Keine Pressereise, kein neues Buch, das vorgestellt werden soll -
Barbara Vine´s letzer Roman, "The Blood Doctor", ist auf
deutsch noch nicht erschienen - was also führt die Grand Dame des
Krimi nach Salzburg?
Die Festspiele, erzählt sie aufgeräumt den paar Besuchern, die sich
um ihren Signiertisch sammeln; sie hätte sich den Don Giovanni
angesehen, wäre aber von der Inszenierung nicht überzeugt gewesen.
Aber sie wäre immer wieder gerne in Salzburg; überhaupt sind
Pressereisen durch Österreich, die Schweiz und Deutschland ihr
wesentlich lieber als durch die USA. Die Mensche wären freundlicher,
überall interessierte Leser, und vor allem: Das Essen! Da wäre sie
immer wieder positiv überrascht.
Dabei ist sie ansonsten gerne in den USA, schließlich lebt ihr Sohn
und ihr Enkel dort, der sie mit seinen Fragen nach dem Sterben schon
manchmal ins Schleudern brächte.
Eigentlich wollte ich mir dann auch gerne "The Blood Doctor"
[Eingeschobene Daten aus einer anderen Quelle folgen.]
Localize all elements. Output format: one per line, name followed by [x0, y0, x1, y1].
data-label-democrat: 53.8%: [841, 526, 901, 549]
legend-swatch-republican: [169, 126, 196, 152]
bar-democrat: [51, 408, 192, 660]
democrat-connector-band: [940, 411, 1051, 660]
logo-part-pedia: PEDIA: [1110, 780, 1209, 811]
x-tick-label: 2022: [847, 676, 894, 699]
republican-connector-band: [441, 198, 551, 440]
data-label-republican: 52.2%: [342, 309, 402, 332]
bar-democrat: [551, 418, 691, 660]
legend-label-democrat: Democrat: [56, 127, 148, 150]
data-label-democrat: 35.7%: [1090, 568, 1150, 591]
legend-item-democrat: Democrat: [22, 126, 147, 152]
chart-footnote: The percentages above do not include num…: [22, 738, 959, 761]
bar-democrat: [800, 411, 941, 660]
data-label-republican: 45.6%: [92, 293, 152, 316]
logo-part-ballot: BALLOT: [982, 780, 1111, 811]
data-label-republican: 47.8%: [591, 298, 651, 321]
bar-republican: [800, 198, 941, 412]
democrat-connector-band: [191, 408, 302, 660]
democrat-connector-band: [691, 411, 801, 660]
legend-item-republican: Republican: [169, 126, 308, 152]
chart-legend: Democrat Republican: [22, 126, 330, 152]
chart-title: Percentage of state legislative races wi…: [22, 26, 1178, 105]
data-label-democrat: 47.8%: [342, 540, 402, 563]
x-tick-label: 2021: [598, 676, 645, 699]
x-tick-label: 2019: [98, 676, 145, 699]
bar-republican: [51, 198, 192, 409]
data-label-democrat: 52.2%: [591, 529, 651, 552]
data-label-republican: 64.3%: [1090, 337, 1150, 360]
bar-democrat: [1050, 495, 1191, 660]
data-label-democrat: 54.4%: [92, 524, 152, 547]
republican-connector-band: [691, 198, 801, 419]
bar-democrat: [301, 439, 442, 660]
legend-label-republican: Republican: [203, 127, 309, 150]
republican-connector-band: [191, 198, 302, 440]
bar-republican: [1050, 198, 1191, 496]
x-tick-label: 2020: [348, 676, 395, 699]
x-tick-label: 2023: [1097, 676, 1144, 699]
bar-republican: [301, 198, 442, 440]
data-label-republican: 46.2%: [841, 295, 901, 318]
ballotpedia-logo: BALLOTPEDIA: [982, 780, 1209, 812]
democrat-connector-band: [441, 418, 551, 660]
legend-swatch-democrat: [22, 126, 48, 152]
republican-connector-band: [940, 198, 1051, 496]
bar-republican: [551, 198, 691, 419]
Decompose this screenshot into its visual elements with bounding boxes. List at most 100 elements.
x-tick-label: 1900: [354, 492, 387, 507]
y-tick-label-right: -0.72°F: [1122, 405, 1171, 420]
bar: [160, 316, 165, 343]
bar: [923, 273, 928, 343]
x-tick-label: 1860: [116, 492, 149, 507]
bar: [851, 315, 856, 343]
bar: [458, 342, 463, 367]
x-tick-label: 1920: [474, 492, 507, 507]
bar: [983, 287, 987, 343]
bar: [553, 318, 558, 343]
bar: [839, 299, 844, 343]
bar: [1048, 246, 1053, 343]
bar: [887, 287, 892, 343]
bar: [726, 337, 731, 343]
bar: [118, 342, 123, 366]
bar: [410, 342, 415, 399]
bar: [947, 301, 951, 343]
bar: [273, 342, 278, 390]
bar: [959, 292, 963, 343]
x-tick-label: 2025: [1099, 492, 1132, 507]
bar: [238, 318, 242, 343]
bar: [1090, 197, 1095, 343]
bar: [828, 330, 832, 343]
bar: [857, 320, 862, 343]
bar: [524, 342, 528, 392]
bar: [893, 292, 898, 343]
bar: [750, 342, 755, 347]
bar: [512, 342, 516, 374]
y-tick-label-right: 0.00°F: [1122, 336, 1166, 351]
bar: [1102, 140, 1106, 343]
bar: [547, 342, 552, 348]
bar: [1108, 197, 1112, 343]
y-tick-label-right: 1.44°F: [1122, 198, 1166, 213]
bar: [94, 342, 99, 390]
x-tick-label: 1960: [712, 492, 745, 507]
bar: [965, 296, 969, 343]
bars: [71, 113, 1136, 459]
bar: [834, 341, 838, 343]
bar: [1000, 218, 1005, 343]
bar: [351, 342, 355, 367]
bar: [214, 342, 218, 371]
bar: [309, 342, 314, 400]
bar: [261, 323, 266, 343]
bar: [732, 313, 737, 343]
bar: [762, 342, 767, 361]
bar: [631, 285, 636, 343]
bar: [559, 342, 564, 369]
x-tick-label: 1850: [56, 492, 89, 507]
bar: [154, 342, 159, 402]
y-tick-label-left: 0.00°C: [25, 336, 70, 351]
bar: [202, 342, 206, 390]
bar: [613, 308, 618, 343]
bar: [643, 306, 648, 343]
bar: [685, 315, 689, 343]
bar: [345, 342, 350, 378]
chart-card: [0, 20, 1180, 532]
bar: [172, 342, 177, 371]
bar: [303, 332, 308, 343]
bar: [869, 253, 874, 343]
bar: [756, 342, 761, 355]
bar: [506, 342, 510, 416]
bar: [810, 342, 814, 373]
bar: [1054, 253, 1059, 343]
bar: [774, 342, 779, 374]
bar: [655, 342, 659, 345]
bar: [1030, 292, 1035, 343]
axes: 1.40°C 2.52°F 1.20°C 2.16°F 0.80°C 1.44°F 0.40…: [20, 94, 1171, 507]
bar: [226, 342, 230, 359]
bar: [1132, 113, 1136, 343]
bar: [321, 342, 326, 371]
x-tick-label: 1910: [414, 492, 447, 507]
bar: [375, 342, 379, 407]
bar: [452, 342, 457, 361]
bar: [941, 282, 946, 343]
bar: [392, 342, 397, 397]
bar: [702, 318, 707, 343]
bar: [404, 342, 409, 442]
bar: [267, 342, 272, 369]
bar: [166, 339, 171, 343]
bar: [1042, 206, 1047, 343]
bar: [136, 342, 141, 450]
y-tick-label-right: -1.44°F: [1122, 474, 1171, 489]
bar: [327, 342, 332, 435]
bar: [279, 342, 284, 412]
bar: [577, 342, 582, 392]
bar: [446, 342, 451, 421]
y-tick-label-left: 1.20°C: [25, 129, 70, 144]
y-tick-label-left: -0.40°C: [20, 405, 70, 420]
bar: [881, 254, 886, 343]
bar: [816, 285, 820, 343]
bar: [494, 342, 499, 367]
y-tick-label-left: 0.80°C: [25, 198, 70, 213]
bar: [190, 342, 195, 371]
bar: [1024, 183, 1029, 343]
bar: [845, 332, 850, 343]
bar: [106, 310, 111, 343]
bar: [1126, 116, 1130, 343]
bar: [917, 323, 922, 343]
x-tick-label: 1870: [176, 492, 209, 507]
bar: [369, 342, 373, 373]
kaufen und es von ihr signieren lassen, doch leider - und es war der
Buchhändlerin sichtlich peinlich - war gerade dieses Buch vor wenigen
Tagen ausverkauft worden, und die Nachbestellung war nicht rechtzeitig
eingetroffen.
Die angenehme Atmosphäre in der Buchhandlung wurde dadurch aber nicht
getrübt; die langen Schlangen, die zum Signieren anstehen, gab es
nicht, statt dessen ein zwangloses kurzes Gespräch mit der Autorin,
die sich wirklich für jeden Besucher ein wenig Zeit nahm.
Nächstes Frühjahr soll "The Blood Doctor" auf Deutsch
erscheinen, und vielleicht wird die Autorin dann auch wieder auf
Lesereise gehen. Eine Begegnung, auf die man sich freuen darf!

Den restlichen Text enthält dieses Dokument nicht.